As far as more instantly noticeable ways Rubber’s Lover differs from 964 Pinocchio, there are the visuals. While every bit as chaotic as 964 Pinocchio in terms of striking shot choices and frantic cutting, the aesthetic is entirely different. While 964 Pinocchio was an explosion of intense colors, Rubber’s Lover takes after Tetsuo with harsh, grainy, black and white visuals and an exclusively industrial aesthetic, mixing rusting metals, fetish iconography, copious amounts of smoke, and chunky analog tech in a way that can sometimes make it feel like the world’s longest Nine Inch Nails music video.

When you get down to it, Rubber’s Lover doesn’t have the same level of barely constrained anger or slick social commentary as 964 Pinocchio, or anything really approaching that level. Sure, it gestures towards statements on the evils of corporations, capitalist exploitation of the poor, and the social interplay of sex and violence, but really, Rubber’s Lover is a blunt weapon. It’s information overload, a non-stop barrage of screaming and thrashing and smoke and blood and steel and ecstasy delivered at a rapid pace at a level of aggression few films could ever hope to match. It’s pure cinema, constant and sharp, and practically unparalleled in the realm of non-Tsukamoto, nonstop cyberpunk thrill rides. It’s not a film for everyone; it’s weird, it’s loud, it’s abrasive, and the psychosexual overtones will be sure to put a good majority of people off from ever seeing it, but if you can get on Rubber’s Lover’s wavelength, then you’re in for a movie unlike anything else.

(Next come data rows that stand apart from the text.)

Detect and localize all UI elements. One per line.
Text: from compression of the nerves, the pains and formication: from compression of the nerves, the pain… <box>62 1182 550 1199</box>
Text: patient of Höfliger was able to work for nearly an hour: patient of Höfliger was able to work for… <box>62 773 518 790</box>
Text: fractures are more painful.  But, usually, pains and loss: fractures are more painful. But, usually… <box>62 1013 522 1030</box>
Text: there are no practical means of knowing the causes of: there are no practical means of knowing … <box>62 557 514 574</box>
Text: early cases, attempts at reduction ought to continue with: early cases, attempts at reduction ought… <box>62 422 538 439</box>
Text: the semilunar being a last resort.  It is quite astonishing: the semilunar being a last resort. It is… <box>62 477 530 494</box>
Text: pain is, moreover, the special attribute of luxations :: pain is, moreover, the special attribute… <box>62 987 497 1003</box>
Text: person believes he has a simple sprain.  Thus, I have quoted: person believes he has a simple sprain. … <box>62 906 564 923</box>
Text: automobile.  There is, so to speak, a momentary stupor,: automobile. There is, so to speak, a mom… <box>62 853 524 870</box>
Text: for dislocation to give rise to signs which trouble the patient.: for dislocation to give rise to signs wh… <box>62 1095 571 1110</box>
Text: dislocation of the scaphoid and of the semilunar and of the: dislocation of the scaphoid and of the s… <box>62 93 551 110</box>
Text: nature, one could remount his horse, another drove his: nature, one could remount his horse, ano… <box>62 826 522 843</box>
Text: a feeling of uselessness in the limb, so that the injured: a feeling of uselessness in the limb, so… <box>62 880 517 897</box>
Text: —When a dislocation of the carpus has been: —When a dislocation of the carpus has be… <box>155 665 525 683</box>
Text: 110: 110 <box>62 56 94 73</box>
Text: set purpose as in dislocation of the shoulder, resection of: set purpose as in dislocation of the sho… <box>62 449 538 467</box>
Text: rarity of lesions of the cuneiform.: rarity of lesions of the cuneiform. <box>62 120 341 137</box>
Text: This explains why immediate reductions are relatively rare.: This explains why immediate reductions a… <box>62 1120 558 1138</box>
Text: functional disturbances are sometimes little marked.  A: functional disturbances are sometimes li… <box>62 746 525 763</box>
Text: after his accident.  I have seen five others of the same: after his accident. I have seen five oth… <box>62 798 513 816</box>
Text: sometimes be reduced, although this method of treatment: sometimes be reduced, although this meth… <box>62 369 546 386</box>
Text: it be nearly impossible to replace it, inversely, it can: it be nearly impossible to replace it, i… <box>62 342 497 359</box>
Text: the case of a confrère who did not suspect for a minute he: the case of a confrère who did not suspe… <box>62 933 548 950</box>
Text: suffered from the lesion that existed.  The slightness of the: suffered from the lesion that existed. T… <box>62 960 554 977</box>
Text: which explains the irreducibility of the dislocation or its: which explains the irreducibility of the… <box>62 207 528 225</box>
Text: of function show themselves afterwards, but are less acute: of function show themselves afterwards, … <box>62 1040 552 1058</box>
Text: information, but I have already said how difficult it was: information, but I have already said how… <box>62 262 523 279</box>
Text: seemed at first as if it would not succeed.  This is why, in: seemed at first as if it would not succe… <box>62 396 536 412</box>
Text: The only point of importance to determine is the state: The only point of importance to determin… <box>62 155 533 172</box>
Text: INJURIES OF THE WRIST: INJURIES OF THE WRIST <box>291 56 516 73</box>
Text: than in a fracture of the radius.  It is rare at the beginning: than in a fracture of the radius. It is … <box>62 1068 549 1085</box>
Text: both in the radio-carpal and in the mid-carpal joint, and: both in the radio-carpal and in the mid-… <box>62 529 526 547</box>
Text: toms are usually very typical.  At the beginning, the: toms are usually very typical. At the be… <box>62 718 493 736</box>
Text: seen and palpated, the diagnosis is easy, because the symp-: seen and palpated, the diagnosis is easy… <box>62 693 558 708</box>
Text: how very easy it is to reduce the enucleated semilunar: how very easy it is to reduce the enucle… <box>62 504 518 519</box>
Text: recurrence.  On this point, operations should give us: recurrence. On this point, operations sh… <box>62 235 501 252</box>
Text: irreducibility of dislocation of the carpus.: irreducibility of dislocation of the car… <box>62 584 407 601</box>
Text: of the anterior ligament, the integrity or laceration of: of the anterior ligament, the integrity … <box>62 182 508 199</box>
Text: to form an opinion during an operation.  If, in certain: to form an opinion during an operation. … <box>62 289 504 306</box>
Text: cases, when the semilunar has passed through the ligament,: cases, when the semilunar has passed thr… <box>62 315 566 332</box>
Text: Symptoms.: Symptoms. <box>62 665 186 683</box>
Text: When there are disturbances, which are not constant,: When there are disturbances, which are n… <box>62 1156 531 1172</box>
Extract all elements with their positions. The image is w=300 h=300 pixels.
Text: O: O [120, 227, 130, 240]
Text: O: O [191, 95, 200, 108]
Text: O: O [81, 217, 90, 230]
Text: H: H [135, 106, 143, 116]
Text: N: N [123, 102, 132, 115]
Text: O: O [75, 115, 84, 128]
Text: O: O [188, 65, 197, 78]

And really, what else would you expect from Shozin Fukui? After his two cyberpunk masterpieces, he stepped away from directing feature films until 2006, when he came back with two more modern, more conventional J-horror films. But what he left behind with 964 Pinocchio and Rubber’s Lover is, without a doubt, one of the most fascinating and bizarre legacies of any sci-fi director in cinema. Shozin Fukui is a madman. Forever may he reign.